Paper, Ratio & Measurements
You will need one piece of paper with the Ratio of 1:1.25 or 1:0.8. The paper will be creased in 8 x 10 sections. The biggest box I made, was from regular A4 size paper. For that I multiplied the shorter side (21 cm) by 1.25. Now you have the measurements of your paper: 21 cm x 26.25 cm. Apply the same principle to any other size paper (inches). The smaller box was made from 15 cm square Origami paper. You will need to cut of a strip so you end up with the measurements of 15 cm x 12 cm / 5.9 in x 4.7 in. And my smallest box was made from 7.6 cm square paper, with the measurements of 7.65 cm x 6.1 cm / 3 in x 2.4 in.
If you are aiming for a sturdy Origami box, then use card stock paper. You will trade in though the flexibility and ease of folding. If you are intending to fold smaller boxes, then go for Origami paper.

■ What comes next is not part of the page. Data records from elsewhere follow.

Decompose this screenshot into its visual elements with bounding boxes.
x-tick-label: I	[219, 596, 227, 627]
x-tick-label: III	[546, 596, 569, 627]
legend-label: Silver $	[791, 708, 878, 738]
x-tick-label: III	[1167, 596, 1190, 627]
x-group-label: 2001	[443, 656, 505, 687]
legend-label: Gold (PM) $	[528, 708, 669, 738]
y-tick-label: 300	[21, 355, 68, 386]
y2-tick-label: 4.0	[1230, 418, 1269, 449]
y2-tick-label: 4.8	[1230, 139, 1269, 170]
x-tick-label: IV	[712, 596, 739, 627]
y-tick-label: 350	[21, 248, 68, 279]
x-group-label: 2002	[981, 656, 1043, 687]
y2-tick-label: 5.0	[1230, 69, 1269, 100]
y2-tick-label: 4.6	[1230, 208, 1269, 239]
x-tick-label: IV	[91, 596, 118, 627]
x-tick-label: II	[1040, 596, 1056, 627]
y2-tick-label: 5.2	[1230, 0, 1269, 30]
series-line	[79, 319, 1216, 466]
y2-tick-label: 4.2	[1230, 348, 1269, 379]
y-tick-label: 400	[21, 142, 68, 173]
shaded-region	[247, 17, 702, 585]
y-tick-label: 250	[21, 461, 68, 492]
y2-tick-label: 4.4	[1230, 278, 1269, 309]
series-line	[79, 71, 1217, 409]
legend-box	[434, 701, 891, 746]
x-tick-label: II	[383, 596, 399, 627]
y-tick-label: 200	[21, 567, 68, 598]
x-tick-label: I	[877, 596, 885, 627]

The big box (blue) was made from card stock – and you can see the inaccuracy in the finished box. Whereas the smaller boxes (pink checkered box) and the smallest box (1.5 cm x 3 cm x 0.75 cm) were made from Origami paper. I will not recommend to the average folder the smallest box. You need to take in consideration that you will need to divide your paper by folding into 8 x 10 squares. I took it as a challenge and for sure enjoy the end result.
As I mentioned above, your first step is to crease your paper (white side up) into 8 x 10 sections. To fold it into 8 is no problem as you get there easily by dividing each time into half. To fold the longer side of the paper into 10 sections is a slight problem. I did not solve it via Origami ways, but just calculated the length divided by 10 – and marked the first 5 on my paper. From there I folded the remaining 5 creases easily. Mrs. Lyndall Wemm shows you a solution to this problem by doing it the “Origami” way.
The collapse of the model is nicely shown in the pictures, so I hope you won’t have a problem making your own box. For most of you the CP should be enough explanation on how to fold this model.